Doch die Koloskopie wird immer noch nicht ausreichend akzeptiert. Die Menschen mögen sie einfach nicht, so Maar. Daher rückte die Tagung innovative Präventions- und Früherkennungsstrategien in den Fokus, vor allem im Zusammenhang mit familiärem und erblichem Darmkrebs, sowie die Bedeutung des Mikrobioms und des Lebensstils als mögliche Risikofaktoren. So machte Professor Richard Boland von der Universität von Kalifornien in San Diego darauf aufmerksam, dass beim Kolorektalkarzinom mit einer hohen familiären Häufung zu rechnen ist. Eine aktuelle Studie habe zum Beispiel ergeben, dass fast zehn Prozent der Patienten mindestens eine pathogene Keimbahnmutation tragen.

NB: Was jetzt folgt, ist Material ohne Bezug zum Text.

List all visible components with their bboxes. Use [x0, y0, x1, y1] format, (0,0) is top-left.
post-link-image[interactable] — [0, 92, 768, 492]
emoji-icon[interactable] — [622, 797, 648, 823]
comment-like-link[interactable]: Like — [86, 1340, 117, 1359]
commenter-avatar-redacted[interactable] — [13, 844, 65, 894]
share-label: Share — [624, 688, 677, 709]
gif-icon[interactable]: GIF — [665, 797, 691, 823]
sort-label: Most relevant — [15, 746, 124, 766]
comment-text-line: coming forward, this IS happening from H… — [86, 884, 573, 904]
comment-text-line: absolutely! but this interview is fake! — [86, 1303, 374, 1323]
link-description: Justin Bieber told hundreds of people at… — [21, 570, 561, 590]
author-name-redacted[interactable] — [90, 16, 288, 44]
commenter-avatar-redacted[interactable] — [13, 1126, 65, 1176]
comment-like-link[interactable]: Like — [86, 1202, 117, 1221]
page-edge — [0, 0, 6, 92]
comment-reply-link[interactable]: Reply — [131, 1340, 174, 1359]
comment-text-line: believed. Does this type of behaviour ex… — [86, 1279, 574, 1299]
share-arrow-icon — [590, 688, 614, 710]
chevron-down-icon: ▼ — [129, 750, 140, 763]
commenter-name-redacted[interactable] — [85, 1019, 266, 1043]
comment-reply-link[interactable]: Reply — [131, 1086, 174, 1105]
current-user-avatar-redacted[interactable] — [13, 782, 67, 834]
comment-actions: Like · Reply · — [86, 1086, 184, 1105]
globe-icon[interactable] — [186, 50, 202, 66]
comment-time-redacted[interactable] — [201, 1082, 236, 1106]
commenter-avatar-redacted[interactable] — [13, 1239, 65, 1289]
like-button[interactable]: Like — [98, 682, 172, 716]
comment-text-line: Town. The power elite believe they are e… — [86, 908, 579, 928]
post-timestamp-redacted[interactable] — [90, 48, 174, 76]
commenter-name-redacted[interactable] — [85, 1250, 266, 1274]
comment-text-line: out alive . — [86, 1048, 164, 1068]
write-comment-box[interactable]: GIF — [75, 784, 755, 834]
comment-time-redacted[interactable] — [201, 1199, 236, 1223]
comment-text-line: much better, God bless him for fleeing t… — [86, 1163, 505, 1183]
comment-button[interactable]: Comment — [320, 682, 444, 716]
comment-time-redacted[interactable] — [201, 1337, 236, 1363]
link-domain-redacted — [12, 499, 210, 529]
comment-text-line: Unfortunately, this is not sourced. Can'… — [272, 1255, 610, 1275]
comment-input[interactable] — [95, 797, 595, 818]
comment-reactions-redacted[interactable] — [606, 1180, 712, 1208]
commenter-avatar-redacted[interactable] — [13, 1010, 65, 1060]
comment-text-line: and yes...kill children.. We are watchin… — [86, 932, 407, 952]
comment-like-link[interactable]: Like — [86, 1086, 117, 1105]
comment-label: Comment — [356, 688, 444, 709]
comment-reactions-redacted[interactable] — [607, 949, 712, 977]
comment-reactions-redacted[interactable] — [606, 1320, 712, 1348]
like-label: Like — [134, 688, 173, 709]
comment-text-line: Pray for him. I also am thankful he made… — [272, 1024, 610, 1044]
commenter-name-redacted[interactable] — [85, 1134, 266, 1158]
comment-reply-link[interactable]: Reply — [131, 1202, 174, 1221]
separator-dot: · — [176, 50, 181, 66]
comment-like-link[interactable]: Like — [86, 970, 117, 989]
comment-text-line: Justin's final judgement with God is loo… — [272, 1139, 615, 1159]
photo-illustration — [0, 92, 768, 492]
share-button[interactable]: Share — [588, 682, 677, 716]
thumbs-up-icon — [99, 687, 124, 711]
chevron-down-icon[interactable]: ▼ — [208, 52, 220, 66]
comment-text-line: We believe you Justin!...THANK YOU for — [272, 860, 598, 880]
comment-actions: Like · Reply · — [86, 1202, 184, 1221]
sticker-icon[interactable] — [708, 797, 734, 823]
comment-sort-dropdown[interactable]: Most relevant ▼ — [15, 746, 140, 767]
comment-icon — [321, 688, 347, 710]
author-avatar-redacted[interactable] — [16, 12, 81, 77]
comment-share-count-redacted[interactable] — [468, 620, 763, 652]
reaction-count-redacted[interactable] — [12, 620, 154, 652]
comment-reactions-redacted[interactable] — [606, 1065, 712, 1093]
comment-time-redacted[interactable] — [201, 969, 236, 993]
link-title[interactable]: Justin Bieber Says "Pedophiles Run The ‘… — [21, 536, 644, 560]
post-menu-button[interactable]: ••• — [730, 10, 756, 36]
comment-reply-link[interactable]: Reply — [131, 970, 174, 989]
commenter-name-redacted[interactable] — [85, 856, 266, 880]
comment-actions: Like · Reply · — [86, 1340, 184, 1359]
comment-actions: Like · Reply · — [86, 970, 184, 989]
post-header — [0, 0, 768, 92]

In der Studie waren mehr als 1000 Patienten, die nicht nach Hochrisikomerkmalen ausgewählt worden waren, auf das Vorhandensein von 25 Genen untersucht worden, die im Zusammenhang mit vererbtem Darmkrebs stehen, etwa MLH 1, MLH 2 und MLH 6, APC und MUTYH sowie für das Lynch-Syndrom typische Gene. Weder das Alter noch die Familienanamnese seien für die Vorhersage von Mutationen hilfreich gewesen, so Boland. Die Diagnose werde unter anderem aufgrund der Tatsache, dass mehr als eine Genmutation Ursache der Krebserkrankung sein kann, erschwert. Zudem liege eine inkomplette Penetranz vor, bei der sich der genetische Status nicht vollständig im Phänotyp widerspiegelt. Um Darmkrebs eines Tages eliminieren zu können, müsse man mehr über die familiären Syndrome wissen, die das Risiko für ein kolorektales Karzinom erhöhen, so Boland. Es müssten kosteneffektive Maßnahmen für die genetische Diagnose solcher Darmkrebsformen entwickelt werden. Zudem sollten unter anderem Allgemeinärzte, Gastroenterologen und Chirurgen, die Darmkrebspatienten versorgen, über die zugrunde liegenden Prinzipien aufgeklärt werden.

Zusammenspiel von Mikrobiom und Krebs

Aber nicht nur genetische Veränderungen sind Risikofaktoren für die Entwicklung von Darmkrebs. Dr. Ami Bhatt von der Stanford School of Medicine erforscht schon seit einiger Zeit das Zusammenspiel zwischen dem Mikrobiom und nicht durch Infektionen übertragenen Krankheiten. Sie erinnerte daran, dass Mikroben etwa drei Prozent des Körpergewichts eines Menschen ausmachen. Wird die Zusammensetzung der Bakterienpopulation im Darm verändert, kann sich auch das Risiko für Darmkrebs erhöhen. US-Forscher haben zum Beispiel entdeckt, dass Patienten mit einem kolorektalen Karzinom eine geringere bakterielle Vielfalt im Darm aufweisen. So war der Anteil von Clostridien im Vergleich zu Gesunden niedriger, der von Fuso- und Porphyromonas-Bakterien dagegen deutlich höher. Es gibt bereits einige Hinweise, dass das Mikrobiom des Darms je nach Zusammensetzung die Karzinogenese beeinflusst. Wie das genau vor sich geht, ist noch unklar. Eine Möglichkeit ist die Umwandlung prokanzerogener Substanzen aus der Nahrung in krebsauslösende Stoffe. Mithilfe etwa von Probiotika wird in Studien bereits versucht, die normale Zusammensetzung des Mikrobioms wieder herzustellen und so das Darmkrebsrisiko zu senken. Zur effektiven Bekämpfung von Darmkrebs sei es zuvor nötig, das Zusammenspiel zwischen den Genen und der Umgebung im Darm besser zu verstehen, so Bhatt.

Schließlich erinnerte Dr. Martha Shrubsole von der Vanderbilt University in Nashville an die Bedeutung des Lebensstils für das Darmkrebsrisiko. So sei zum Beispiel bei einem BMI über 30 die Wahrscheinlichkeit für (gutartige) hyperplastische Polypen um 43 Prozent, für konventionelle Adenome um 23 Prozent erhöht. Der Verzehr von dunklem Fleisch, etwa von Rind und Schwein, ist zudem vor allem mit einem fast zweieinhalbfach erhöhten Risiko für Karzinomvorläufer (sessile serratierte Adenome) assoziiert.